Magnolias. Un bien joli nom, presque paradisiaque, pour cette plantation de canne à sucre de Nouvelle-France passée sous contrôle anglais après la défaite des troupes de Montcalm dans les plaines d’Abraham en Haute-Louisiane canadienne. C’est son histoire que Pierre Pelot raconte ici. Il nous dit comment Penelope Ruz y Ortega de la Torre et Elmer Devoie s’étaient illégalement octroyés sa propriété. Puis comment Johan Forestier eut l’idée de leur subtiliser en se faisant passer pour son procureur au nom de son vrai propriétaire résidant à Nantes, loin de là, en France. Comment, tombé amoureux de la Señora Ruz, Forestier lui proposa, une fois son mari mort, d’être sa compagne et de continuer à jouir de Magnolias avec ses enfants. Comment Emmeline se retrouva à grandir au milieu des esclaves et des filles Ruz alors qu’elle est née dans un petit village de lorraine. Ou encore comment la Señora Ruz essaya d’évincer Emmeline lorsqu’elle apprit que Forestier, vieillissant, lui avait légué l’entièreté de la propriété…
Une histoire violente et tourmentée qui ne fait finalement qu’épouser les soubresauts de cette époque sanglante qui vit esclaves noirs parfois tenter de se rebeller contre leurs maîtres pour briser leurs chaînes, français, anglais et espagnols se battre si loin de chez eux pour revendiquer ces terres inconnues au nom de leur roi, indiens se révolter contre les attaques répétées dont ils étaient victimes, américains tout nouvellement affirmés se retourner contre la couronne anglaise pour obtenir leur indépendance…Une Louisiane que Pierre Pelot décrit avec un réalisme étonnant. A travers ses descriptions habitées, il fait littéralement vivre ce coin de Nouvelle-France et on finit, au bout de quelques dizaines de pages, par sentir cette Louisiane chaude et humide, par entendre les worksongs des esclaves noirs dans les champs de canne, bref par voir ce coin du sud de ce que l’on appelait alors la Nouvelle-France. Là est le talent de l’auteur vosgien (3 des personnages principaux du roman, Emmeline, sa mère, et sa grand-mère Esdeline, surnommée Rouge Bête pour son courage et sa férocité à survivre dans les contrées sauvages d’Amérique, sont d’ailleurs natifs des Vosges) : faire revivre l’Histoire de la Louisiane uniquement grâce à la magie de ses mots, à sa façon de les assembler et de leur insuffler la vie (ou la mort, comme avec cette métaphore grandiose qui vous plante une ambiance : “En plus de tout, ce fut au cours de cette septaine qu’éclatèrent les premiers orages d’un été qui pourtant glissait déjà vers sa tombe”), en donnant des allures de vieux français (“septaine”, “paravant”, “mêmement”, “amortée”, “4 ou 5 perches d’arpent”) à sa prose habituelle, et en ponctuant le récit de mots indiens, cajuns (“bibittes”, “cocodrilles”) ou espagnols, sans même s’y être rendu pour faire des repérages ou s’imprégner de son ambiance (c’est lui-même qui nous l’a confié, ajoutant que, du coup, il n’avait plus besoin d’y aller puisqu’il s’était déjà baladé dans les bayous et autres marécages remplis de gators de la Louisiane grâce à sa plume et à son imaginaire)…

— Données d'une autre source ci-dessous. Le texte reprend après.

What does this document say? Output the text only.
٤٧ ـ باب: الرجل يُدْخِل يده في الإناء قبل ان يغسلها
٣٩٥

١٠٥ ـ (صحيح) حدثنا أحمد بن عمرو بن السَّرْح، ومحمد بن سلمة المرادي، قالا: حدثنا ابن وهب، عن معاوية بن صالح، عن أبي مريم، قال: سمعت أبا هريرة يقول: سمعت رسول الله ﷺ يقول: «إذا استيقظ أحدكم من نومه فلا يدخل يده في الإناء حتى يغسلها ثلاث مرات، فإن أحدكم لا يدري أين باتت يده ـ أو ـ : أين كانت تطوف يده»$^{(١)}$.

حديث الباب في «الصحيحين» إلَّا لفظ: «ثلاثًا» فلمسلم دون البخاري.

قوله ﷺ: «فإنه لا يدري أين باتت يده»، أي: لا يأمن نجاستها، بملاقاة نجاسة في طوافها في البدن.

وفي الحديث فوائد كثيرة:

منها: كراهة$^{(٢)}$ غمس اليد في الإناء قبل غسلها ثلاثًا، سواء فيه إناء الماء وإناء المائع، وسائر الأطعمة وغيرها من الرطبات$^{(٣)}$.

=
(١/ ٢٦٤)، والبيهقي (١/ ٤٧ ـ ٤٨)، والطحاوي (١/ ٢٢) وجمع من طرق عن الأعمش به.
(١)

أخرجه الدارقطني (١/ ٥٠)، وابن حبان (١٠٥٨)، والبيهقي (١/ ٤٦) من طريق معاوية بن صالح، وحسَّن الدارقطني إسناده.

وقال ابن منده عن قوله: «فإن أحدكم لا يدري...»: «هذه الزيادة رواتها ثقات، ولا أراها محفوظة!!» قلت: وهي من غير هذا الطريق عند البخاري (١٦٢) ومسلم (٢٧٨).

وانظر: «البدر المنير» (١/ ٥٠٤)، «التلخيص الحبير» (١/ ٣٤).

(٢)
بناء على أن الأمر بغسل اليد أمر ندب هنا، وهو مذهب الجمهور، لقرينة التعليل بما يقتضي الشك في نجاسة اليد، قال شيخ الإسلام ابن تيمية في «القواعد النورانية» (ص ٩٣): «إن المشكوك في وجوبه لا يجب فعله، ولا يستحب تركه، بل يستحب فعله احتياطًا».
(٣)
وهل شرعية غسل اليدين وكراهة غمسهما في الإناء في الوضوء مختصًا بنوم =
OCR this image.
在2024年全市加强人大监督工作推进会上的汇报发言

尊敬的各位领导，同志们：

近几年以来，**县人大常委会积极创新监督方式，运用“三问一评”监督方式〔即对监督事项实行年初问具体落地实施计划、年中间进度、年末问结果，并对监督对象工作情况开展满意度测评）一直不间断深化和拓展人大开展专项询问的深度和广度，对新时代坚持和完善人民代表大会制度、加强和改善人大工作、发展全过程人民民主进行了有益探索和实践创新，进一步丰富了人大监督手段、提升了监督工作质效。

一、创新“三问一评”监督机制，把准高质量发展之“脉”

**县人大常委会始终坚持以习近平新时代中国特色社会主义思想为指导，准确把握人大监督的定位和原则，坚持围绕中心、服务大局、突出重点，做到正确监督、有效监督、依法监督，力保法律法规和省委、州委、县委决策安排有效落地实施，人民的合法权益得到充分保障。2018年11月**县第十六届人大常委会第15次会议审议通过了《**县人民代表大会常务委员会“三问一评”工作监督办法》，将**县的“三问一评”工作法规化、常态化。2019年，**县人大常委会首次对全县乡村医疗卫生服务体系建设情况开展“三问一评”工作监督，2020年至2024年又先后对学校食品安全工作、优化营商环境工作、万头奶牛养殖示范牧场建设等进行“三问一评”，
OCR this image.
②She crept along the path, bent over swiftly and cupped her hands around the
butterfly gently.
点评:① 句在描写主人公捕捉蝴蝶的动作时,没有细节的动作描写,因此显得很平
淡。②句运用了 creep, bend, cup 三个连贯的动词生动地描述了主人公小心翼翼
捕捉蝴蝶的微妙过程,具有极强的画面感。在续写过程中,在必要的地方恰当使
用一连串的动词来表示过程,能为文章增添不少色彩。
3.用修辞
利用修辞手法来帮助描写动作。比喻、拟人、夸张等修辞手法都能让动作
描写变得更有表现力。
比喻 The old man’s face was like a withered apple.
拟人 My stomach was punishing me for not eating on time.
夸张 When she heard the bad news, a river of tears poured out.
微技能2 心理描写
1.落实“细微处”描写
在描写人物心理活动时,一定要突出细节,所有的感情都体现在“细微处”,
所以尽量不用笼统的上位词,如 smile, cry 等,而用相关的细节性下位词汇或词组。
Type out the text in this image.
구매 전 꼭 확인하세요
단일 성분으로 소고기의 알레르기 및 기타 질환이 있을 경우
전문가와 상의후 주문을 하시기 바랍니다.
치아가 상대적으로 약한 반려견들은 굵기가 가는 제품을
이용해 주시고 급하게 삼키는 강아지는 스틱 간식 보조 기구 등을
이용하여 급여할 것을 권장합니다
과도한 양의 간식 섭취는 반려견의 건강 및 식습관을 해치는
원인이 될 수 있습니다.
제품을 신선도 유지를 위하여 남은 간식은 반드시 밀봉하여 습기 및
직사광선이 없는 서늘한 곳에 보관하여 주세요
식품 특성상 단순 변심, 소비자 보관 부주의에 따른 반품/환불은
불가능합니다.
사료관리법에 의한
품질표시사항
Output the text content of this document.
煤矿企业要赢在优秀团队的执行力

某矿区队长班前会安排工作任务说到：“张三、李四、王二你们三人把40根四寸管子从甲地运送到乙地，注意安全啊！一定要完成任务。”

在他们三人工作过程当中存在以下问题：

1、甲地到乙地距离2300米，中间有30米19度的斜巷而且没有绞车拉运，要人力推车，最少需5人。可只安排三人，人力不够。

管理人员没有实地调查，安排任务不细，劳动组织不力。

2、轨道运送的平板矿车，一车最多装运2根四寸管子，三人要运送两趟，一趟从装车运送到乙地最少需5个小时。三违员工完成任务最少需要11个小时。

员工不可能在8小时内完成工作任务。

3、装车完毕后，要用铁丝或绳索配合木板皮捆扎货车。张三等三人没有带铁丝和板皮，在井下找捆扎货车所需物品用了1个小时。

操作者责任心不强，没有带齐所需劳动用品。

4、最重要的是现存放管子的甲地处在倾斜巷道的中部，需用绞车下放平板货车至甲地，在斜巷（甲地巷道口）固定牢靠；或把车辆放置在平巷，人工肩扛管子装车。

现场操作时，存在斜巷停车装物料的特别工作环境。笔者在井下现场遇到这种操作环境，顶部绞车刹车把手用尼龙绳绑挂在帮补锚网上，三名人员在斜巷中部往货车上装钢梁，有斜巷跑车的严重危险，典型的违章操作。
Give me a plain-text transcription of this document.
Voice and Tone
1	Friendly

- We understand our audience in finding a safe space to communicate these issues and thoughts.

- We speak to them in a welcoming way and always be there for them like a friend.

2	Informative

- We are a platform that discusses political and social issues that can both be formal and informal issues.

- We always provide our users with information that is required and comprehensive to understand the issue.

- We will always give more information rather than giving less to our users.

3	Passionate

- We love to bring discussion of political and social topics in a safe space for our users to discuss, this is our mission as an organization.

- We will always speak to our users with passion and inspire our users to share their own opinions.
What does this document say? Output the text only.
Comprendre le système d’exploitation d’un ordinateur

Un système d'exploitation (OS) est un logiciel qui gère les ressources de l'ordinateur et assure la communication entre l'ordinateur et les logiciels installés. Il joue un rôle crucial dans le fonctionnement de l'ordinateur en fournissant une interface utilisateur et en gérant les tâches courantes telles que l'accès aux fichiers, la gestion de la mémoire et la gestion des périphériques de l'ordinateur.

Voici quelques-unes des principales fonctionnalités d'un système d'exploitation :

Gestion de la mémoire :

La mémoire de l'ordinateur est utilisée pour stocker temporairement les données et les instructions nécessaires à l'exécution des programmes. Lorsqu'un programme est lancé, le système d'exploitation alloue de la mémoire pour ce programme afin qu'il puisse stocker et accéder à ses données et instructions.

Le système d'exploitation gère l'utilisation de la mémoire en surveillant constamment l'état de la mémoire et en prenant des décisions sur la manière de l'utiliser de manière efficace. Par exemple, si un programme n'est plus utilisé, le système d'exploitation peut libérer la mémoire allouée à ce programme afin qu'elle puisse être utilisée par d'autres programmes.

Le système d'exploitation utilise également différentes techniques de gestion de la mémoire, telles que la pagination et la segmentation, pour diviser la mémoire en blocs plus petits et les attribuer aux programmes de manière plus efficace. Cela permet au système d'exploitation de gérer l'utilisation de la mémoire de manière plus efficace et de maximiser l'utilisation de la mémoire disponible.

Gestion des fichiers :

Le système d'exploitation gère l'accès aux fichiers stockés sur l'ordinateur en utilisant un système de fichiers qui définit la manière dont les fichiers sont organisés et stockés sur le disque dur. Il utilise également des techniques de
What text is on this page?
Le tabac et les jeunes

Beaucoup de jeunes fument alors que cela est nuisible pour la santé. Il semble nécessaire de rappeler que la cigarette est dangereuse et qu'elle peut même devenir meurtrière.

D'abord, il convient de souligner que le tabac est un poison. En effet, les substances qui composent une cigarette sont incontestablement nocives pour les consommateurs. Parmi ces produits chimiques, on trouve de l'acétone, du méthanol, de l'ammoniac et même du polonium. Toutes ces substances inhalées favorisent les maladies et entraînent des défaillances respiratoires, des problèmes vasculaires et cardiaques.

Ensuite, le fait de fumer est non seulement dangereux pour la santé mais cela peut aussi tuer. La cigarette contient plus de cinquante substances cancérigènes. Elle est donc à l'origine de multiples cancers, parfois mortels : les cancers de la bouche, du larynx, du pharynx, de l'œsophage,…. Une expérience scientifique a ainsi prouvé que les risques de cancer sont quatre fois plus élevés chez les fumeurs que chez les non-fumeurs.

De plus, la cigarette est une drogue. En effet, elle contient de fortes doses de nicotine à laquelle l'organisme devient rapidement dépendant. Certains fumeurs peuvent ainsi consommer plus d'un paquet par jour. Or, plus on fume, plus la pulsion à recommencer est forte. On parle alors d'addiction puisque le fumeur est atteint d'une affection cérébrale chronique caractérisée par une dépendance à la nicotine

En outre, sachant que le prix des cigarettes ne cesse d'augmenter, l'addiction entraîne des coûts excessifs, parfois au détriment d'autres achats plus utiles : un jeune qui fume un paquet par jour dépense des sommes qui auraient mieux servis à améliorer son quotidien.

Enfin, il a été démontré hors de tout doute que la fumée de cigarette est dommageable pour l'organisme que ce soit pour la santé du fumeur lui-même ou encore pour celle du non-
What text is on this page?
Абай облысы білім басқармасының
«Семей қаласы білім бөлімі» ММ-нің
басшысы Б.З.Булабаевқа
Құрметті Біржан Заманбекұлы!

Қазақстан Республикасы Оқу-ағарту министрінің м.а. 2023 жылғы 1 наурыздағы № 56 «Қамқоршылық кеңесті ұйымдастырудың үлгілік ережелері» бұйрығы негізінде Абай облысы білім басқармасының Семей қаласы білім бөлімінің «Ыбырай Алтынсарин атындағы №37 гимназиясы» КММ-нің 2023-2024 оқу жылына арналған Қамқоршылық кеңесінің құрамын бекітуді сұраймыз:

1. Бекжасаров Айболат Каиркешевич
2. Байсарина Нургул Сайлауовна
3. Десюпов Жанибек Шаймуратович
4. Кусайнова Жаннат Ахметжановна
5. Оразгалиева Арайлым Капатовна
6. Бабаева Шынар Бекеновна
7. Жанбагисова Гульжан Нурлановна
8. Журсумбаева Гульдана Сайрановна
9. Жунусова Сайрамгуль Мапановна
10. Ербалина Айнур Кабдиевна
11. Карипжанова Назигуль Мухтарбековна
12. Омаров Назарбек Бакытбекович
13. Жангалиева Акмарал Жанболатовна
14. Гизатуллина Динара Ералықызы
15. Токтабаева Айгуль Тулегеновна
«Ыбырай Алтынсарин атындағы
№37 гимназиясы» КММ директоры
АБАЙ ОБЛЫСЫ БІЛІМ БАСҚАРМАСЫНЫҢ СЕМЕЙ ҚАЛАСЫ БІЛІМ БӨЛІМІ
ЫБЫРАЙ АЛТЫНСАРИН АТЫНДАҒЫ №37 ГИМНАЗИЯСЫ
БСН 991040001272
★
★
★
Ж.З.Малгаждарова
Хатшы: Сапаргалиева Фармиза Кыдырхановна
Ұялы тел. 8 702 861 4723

Avec Debout dans le tonnerre (qui est aussi une quête des origines -après avoir retrouvé le journal de voyage de sa grand-mère, Emmeline essaie de comprendre ce qui l’a amené ici, à Magnolias- et une histoire d’amour -la jeune fille en pince pour le beau Vicente Ruz), Pelot a créé une fresque hypnotique et sauvage, qui embrasse la vie de 3 générations de femmes et nous plonge sans avertissement préalable dans l’Amérique de la fin du XVIIème siècle : une terre âpre, sans foi ni loi, qui ne sourit qu’aux plus aventuriers et aux plus maniganceurs. Un Pelot qui braconne sur les terres inhospitalières d’un Joseph Boyden (il faut absolument lire son Dans le grand cercle du monde si vous ne le connaissez pas encore!) le temps d’un roman tout en gardant son style très personnel. Superbe.